Plastics Testifies On Osha Hazard Communication Standard
The Plastics Industry Association (Plastics) is the only organization that supports the entire plastics supply chain, representing nearly one million workers in the $395 billion U.S. industry. Since 1937, PLASTICS has been working to make its members and the industry more globally competitive while advancing recycling and sustainability.
Plastics members are committed to worker and product safety and support increased global harmonization, but cannot fully support OSHA’s proposed updates to its Hazard Communication Standard (HCS). We urge OSHA to consider modifications to better serve its objectives, reduce uncertainty, avoid unintended consequences, and provide adequate time for compliance. We welcome the opportunity to work with OSHA to achieve this.
Proposed changes to the scope of hazard classification would require chemical manufacturers to classify chemicals based on the hazards of downstream chemical reactions and reaction products. This is beyond a clarification, shifts responsibility and departs from the current regulatory scheme. If adopted, required changes to safety data sheets (SDSs) could create confusion and overwhelm users of many chemicals with excess warnings irrelevant to their use of that chemical.

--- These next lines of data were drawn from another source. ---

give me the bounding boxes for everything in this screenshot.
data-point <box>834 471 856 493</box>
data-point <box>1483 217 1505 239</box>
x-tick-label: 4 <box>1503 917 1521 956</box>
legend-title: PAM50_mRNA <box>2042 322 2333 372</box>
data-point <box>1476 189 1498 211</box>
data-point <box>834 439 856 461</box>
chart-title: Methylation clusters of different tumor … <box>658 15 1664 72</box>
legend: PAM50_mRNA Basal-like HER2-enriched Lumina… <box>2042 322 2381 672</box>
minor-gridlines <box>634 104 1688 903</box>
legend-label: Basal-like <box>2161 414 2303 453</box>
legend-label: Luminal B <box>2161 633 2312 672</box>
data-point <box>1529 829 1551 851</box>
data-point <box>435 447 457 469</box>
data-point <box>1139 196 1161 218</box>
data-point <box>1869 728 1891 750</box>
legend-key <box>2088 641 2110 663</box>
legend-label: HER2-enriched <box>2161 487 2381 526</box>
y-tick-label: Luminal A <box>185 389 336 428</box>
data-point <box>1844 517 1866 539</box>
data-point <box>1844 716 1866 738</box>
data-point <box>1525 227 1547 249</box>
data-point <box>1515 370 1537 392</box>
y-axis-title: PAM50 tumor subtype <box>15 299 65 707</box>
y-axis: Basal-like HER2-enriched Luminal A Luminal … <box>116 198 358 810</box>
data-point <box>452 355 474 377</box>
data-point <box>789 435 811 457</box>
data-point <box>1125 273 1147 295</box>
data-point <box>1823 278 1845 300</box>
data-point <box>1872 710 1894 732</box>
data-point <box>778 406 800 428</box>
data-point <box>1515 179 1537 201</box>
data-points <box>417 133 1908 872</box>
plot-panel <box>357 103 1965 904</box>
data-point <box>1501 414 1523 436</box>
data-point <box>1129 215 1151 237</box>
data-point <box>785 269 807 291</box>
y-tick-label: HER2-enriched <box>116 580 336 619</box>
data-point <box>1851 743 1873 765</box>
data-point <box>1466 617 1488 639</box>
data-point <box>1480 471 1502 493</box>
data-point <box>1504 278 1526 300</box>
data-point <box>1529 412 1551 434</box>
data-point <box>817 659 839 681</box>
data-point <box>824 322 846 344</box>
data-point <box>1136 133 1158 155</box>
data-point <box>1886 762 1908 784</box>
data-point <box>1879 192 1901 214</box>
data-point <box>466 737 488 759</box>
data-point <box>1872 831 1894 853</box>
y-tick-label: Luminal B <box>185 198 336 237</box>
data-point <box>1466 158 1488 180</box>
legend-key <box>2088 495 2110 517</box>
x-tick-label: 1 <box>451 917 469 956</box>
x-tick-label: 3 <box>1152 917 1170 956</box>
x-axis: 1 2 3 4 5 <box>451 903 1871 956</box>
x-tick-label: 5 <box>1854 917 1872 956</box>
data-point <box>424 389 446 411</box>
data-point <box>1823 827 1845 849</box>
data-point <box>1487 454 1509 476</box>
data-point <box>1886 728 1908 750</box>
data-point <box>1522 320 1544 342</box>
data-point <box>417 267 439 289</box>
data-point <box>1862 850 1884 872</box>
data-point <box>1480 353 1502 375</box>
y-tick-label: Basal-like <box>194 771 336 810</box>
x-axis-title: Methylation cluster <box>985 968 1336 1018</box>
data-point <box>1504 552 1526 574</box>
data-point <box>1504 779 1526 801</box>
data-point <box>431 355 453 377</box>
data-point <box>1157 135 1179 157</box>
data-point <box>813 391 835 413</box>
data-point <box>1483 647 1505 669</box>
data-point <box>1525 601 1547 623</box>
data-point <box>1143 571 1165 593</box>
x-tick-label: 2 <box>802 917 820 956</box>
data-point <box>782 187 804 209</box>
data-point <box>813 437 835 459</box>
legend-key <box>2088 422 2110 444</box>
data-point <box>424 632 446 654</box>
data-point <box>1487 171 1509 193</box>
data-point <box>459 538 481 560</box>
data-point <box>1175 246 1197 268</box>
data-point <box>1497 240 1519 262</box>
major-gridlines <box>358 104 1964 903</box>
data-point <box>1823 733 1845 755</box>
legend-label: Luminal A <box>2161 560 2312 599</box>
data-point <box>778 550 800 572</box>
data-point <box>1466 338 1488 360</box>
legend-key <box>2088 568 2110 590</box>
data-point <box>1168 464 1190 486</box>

While more harmonized, the proposed definition of “combustible dust” is unclear and inconsistent with a preferable National Fire Protection Association definition on which OSHA has relied. OSHA took some steps in the right direction to improve container labeling. Further revisions would improve requirements for small containers, in-plant systems, materials “released for shipment” and labels designed to meet the requirements of multiple jurisdictions. Further protection of confidential ingredients and consideration of batch variability is needed. The proposed rule significantly underestimates the costs and time needed for compliance.